Sometimes, only a professional can help put all the pieces together correctly. 
Peter Foden, Archivist, Paleographer, and Genealogist offers
the following services through Ancestrography.co.uk.

 

Our own research

Our own family tree hasn't had the Ancestrography treatment yet, but we're working on it. If you share some of the names in your own family history Peter would be interested in hearing from you via Ancestrography.

The Fodens

John Foden (1868-1938) and Matilda Knowles (1862-1949) with their family in Buxton in about 1905. John, a gardener at the Buxton Pavilion Gardens, had been born on the Mottram Hall estate in Cheshire where his father was the wheelwright and his mother the laundress. Peter has researched this family back to Joseph Foden, a wheelwright at Snelson near Chelford who died in 1805. Snelson is very close to the lost mediaeval settlement of Foden in Peover Superior parish, from which all the English Fodens inherit their surname.

Our Anglesey Parrys 

After solving an indexing error in the 1901 census on Ancestry.com, it was fairly easy to trace the Parrys back to an Owen Parry living at Penrhiw in the parish of Llanbeulan (actually just outside Bryngwran but the ancient church, dedicated to Saint Paulinus, was out in the countryside, and is now managed by the Friends of Friendless Churches). 

The Peters and Owens of Anglesey

We have traced the Peters family back to a Rowland Peter of Ffynnon fair, Carreglefn. His son John (1817-1868) lived at Pant y coli, Carreglefn, but went to the ancient church of St Pabo for family baptisms, marriages and burials (Pabo had been a Dark Age celtic king in the Peak District and south Pennines who retired to Anglesey as a hermit).

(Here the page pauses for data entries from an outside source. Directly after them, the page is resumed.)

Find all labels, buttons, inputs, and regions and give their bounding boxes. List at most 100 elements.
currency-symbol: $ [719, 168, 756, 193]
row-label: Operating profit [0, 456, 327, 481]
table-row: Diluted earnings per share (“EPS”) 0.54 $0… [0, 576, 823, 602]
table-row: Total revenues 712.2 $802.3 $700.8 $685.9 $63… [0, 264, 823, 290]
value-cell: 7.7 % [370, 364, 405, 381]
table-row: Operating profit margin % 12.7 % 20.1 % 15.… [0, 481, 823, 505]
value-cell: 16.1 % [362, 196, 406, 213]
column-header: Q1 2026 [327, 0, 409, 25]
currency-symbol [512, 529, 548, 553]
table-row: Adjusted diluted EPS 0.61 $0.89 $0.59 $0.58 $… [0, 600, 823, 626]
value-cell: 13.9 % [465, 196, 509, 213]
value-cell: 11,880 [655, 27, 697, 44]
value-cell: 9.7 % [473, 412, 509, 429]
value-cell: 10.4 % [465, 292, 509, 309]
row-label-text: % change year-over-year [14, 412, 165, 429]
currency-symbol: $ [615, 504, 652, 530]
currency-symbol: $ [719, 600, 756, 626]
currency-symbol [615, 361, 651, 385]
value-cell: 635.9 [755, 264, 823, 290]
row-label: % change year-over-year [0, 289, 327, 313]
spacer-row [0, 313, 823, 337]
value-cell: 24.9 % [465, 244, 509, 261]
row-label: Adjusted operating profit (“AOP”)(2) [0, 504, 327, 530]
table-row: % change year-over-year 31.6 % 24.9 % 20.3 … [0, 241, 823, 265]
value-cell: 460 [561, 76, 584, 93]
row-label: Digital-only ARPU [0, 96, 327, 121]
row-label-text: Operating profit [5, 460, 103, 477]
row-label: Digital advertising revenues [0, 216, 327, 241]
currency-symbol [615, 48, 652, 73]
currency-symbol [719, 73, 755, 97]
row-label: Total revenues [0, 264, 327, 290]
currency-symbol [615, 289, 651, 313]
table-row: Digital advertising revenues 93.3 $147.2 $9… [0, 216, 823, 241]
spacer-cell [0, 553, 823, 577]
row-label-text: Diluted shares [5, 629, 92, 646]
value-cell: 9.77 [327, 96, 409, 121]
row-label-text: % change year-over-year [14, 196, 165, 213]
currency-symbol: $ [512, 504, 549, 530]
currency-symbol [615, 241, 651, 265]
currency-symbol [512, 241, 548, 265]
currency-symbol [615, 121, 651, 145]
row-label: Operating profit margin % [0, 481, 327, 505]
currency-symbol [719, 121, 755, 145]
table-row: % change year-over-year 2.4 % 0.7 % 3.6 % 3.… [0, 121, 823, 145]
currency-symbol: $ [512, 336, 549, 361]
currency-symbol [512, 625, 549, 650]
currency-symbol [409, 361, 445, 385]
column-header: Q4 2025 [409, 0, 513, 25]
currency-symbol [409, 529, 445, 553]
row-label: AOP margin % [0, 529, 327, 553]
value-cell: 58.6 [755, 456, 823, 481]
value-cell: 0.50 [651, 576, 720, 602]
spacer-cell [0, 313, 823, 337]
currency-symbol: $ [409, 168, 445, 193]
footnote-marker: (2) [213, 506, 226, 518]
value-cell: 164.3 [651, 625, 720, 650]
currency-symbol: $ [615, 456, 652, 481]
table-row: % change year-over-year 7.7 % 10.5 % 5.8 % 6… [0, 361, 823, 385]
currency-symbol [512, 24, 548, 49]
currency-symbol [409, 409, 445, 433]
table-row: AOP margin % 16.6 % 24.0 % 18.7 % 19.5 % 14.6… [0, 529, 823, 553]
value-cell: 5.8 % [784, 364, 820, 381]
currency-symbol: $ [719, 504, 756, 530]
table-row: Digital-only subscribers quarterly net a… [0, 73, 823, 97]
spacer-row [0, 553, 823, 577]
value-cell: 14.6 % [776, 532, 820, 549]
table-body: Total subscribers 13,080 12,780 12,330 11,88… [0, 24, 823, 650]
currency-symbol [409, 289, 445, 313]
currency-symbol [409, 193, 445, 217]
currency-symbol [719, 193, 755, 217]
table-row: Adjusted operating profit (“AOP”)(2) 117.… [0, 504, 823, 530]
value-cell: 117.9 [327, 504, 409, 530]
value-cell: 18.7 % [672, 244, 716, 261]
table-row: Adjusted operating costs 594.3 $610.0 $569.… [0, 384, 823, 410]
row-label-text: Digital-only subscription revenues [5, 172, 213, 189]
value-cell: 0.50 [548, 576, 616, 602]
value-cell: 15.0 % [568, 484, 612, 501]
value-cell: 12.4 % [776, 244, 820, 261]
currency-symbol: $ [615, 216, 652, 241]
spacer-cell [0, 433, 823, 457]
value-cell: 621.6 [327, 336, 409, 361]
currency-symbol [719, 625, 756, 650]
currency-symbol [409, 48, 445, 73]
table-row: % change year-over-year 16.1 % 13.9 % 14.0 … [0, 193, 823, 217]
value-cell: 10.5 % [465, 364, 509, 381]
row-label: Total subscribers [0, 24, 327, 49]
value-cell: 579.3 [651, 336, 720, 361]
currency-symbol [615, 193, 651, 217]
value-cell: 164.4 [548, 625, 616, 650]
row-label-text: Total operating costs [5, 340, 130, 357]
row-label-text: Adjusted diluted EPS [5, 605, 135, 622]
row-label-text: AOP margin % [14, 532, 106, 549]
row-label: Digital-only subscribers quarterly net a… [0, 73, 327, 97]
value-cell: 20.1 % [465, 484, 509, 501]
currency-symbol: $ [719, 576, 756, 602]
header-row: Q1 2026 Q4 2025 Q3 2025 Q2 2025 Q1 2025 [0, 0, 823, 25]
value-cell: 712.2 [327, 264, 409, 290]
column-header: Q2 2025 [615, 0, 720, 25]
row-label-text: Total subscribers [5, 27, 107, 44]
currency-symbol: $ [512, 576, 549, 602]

According to family tradition, John Peter's son Harry married a witch, who painted her face and was a bad wife and consequently they never really settled down, prospered or got a farm of their own. She was Jane the daughter of Henry Owen of Pant y gwydd. The Owens came from Llanfflewyn and were all horse breakers. Harry and Jane's eldest son, John Peters, left Anglesey and settled in Caernarfon where he was well respected as an Alderman.

The Spencers

Finemore and Sarah Jane Spencer, photographed around 1910. Fin was a needlemaker in Redditch, one of the many who moved from the attractive village of Long Crendon, Buckinghamshire, home of needlemaking as a cottage industry, to the new industrial centre in the midlands. Fin and Jen had a lot in common; both were nonconformists, both had lost their fathers (his had abandoned his wife and family; hers had died), and both had industrialist cousins (Jen's cousin was Samuel Allcock the fishing tackle manufacturer).

The Spencers have been traced back to Charles Spencer of Long Crendon (1765-1825), but no further, although there is a family legend about a cattle drover from Stony Stratford that might just hold some truth. Like another family of the same name, the Spencers all had red hair, unusual in the home counties. But such speculation is clutching at straws and not good genealogy!

Some allusions to the Allcock family history were made by Samuel's daughter Florence, a novelist, in her fanciful and romanticised book Facts and Fiction (1931). There are some even better stories in circulation among the Allcocks, including a lost West Indian fortune in Chancery, and a truly romantic conversion to underground Roman Catholicism for love of a girl named Penelope Rainbow.

On the subject of storytellers, Fin Spencer's mother was a Bunyan, and her ancestry has verifiably been traced back to the brother of John Bunyan the dreamer of Pilgrim's Progress.